Sur la question des surfaces d’orge de printemps, « on ne croit pas aux derniers chiffres d’Agreste (496 000 ha) », annonce Alexandre Jonet de Granit Négoce, dressant une prévision plus optimiste avec 670 000 ha pour cette récolte 2024.

« De bonnes perspectives à moyen/long terme »

Dans ses perspectives de marché, Granit Négoce table alors sur « un important surplus de production française exportable vers les pays tiers, par rapport à la campagne dernière : 441 000 t en OH et 398 000 ha en OP (contre respectivement 80 000 t et – 45 000 t lors de la récolte 2023), grâce à une hausse des surfaces et un meilleur taux de sélection. Pour les rendements, on a pris la moyenne olympique en orge d’hiver et 95 % de la moyenne en orge de printemps », précise Alexandre Jonet.

Après une baisse lors de la campagne 2023 (- 10 % VS récolte 2022) due en grande partie à l’inflation, « la demande en orge brassicole repart à la hausse en Europe ». Granit Négoce envisage, pour la récolte 2024, « une augmentation de 5 % sur un an et un retour à la normale d’ici le 1er semestre 2025 ».

« Les orges de brasserie françaises doivent gagner en compétitivité afin d’approvisionner le marché mondial. La Chine, premier marché mondial en ventes de bière, représente notamment un important débouché pour l’Hexagone, mais on observe une très forte variabilité selon les années, avec d’autres acteurs qui commencent à prendre de la place. Suite à la suppression des surtaxes chinoises au 1er semestre 2023, l’Australie est également revenue dans la course », note Alexandre Jonet. « Les orges d’hiver brassicoles françaises sont exportées sur trois continents : l’Asie, l’Amérique Centrale et l’Afrique.
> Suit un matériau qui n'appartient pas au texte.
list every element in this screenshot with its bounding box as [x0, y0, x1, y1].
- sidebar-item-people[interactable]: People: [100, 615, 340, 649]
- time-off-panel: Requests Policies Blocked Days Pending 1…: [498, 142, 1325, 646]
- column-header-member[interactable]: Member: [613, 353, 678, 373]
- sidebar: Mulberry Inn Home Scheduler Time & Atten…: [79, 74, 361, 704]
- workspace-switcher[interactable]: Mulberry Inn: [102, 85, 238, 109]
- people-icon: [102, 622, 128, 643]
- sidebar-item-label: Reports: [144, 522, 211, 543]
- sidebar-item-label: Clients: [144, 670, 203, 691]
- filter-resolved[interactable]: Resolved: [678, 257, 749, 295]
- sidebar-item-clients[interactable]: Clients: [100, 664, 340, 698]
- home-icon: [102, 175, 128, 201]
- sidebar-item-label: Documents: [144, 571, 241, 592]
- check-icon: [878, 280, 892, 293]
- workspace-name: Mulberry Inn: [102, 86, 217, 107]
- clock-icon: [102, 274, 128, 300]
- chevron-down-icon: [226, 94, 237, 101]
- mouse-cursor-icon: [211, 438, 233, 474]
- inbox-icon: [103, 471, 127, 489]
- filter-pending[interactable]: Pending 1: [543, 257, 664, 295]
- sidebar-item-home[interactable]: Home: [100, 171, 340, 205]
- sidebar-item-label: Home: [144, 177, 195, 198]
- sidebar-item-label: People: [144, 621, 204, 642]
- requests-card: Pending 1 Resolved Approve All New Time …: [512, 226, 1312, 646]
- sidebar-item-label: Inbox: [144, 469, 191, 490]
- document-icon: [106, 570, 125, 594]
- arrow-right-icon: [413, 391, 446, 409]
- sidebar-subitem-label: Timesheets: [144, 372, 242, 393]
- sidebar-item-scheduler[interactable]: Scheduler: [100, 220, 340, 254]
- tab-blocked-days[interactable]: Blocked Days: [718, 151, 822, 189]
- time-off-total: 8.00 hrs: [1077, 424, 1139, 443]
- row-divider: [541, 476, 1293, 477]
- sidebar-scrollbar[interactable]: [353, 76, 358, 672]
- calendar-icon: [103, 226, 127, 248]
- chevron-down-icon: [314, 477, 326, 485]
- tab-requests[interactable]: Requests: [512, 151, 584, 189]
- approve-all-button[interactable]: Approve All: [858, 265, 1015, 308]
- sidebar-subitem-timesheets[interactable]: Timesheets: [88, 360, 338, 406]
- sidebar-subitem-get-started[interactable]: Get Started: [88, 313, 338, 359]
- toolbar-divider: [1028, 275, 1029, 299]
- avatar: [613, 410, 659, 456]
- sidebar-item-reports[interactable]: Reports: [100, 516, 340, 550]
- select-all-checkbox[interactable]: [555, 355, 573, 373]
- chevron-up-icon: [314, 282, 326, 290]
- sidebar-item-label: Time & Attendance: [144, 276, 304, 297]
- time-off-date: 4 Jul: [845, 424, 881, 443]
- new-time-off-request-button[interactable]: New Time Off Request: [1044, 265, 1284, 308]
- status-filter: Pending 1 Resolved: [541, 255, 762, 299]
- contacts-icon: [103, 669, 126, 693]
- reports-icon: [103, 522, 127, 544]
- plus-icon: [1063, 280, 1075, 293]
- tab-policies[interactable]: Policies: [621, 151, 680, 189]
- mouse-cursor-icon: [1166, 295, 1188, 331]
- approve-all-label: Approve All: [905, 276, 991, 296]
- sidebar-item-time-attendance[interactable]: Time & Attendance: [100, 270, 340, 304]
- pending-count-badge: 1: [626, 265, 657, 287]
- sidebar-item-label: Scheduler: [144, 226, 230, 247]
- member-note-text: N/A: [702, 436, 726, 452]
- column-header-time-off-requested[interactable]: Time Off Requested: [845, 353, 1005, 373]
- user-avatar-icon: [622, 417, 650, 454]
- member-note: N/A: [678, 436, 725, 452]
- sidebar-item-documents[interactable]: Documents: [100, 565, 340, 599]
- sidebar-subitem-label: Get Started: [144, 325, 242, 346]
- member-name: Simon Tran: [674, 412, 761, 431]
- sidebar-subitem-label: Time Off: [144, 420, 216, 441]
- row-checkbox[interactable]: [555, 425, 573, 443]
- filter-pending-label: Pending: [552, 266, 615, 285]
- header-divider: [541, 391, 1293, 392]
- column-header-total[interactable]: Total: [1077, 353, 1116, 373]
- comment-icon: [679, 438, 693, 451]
Elles sont rentrées par le prix, on espère maintenant que ce flux peut devenir structurel, au Mexique notamment. »

Même si « tout reste encore à faire », Granit Négoce livre une analyse globalement confiante sur la filière orges brassicoles : « Les perspectives à moyen/long terme sont bonnes, avec notamment des primes brassicoles confortables pour les agriculteurs français et européens pour les récoltes 2022, 2023 et 2024 ».